這裏是一國之都,若把場麵弄得太難看,不方便今後的行動。
畢竟李長生也不知道,自己還要在撫歌待多長時間!
能動嘴解決的事兒,沒必要非弄到動手的程度!
“證據?”白胡子老頭笑了。
說著,這貨揚手指向樂塵街所在的方位,冷冷道:“那條變成廢墟的街,就是證據!數十家受害的店主,全是證人!”
“說的好像那條街是我一個人拆的一樣!”李長生撇嘴。
“全城百姓親眼所見,你還想抵賴?”老頭冷哼。
“說到底,那些店家對我等的指控,俱是一麵之詞,我還說他們想對我的同伴圖謀不軌呢!”李長生凜然不懼,毫不退讓。
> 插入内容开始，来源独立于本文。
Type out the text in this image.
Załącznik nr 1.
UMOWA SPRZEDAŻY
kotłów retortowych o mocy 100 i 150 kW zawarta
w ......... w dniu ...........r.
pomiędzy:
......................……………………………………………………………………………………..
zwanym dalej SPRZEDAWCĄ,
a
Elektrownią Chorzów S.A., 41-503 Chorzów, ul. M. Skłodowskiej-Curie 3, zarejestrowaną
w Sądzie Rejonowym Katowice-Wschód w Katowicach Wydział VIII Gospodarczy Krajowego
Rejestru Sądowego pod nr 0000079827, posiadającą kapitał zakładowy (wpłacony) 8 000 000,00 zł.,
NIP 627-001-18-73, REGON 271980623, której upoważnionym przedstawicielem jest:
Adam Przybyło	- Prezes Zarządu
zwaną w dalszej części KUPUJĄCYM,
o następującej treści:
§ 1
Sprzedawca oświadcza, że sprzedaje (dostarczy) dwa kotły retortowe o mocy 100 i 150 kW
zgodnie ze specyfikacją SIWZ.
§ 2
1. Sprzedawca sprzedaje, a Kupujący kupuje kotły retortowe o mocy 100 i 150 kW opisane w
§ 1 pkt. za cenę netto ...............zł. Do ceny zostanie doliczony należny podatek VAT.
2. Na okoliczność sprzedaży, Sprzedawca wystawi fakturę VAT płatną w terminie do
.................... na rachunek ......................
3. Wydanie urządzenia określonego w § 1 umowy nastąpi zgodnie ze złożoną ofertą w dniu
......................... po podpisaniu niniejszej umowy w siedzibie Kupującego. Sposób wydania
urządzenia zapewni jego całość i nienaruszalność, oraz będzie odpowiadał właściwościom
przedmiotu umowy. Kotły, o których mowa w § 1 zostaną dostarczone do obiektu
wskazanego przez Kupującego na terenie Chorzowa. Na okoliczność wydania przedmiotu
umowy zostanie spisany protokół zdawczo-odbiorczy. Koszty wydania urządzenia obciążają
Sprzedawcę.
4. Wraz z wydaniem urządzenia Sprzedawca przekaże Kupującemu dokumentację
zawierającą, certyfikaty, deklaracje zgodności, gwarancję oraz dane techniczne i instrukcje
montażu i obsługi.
“你的意思是,我歌城有口皆碑的模範商人們,在紮堆誣陷你?”
老頭的臉色轉寒,身上也悄然多了一層冰涼的氣息。
李長生微微一怔,眉脫卻越皺越緊,強摁在心間的那抹憤怒,被對方這句話徹底點燃。
“還模範商人,哈哈,哈哈……”他也笑了,但笑聲中絲毫沒有笑意。
“你既為官,當秉公為民,想請我協助調查可以,但不能隻有我單方協助!”
李長生用最後的那點理智壓製著火氣,一字一句道。
“老夫大半輩子為官,需要你來教我怎麽斷案?”老頭反倒被激怒。
隨後,他大手一招,冷冷繼續道:“醜話我已經說在前頭,你倘若還不知好歹,非要拒捕,那可就別怪本官不客氣了!”
到這兒還沒完,老頭瞥目在那群看戲的百姓身上掃過。
“順便也讓那些刁民看看,膽敢觸犯撫歌律法,膽敢在這皇都尋釁滋事的人,究竟是個什麽下場!”
帶著強烈警告和威脅意味兒的話語,嚇得圍觀群眾都不自禁地縮了縮脖子。
唯獨沒能鎮得住李長生三人。
哪怕那支城衛軍逼近,李長生也連眼皮子都沒眨上半下。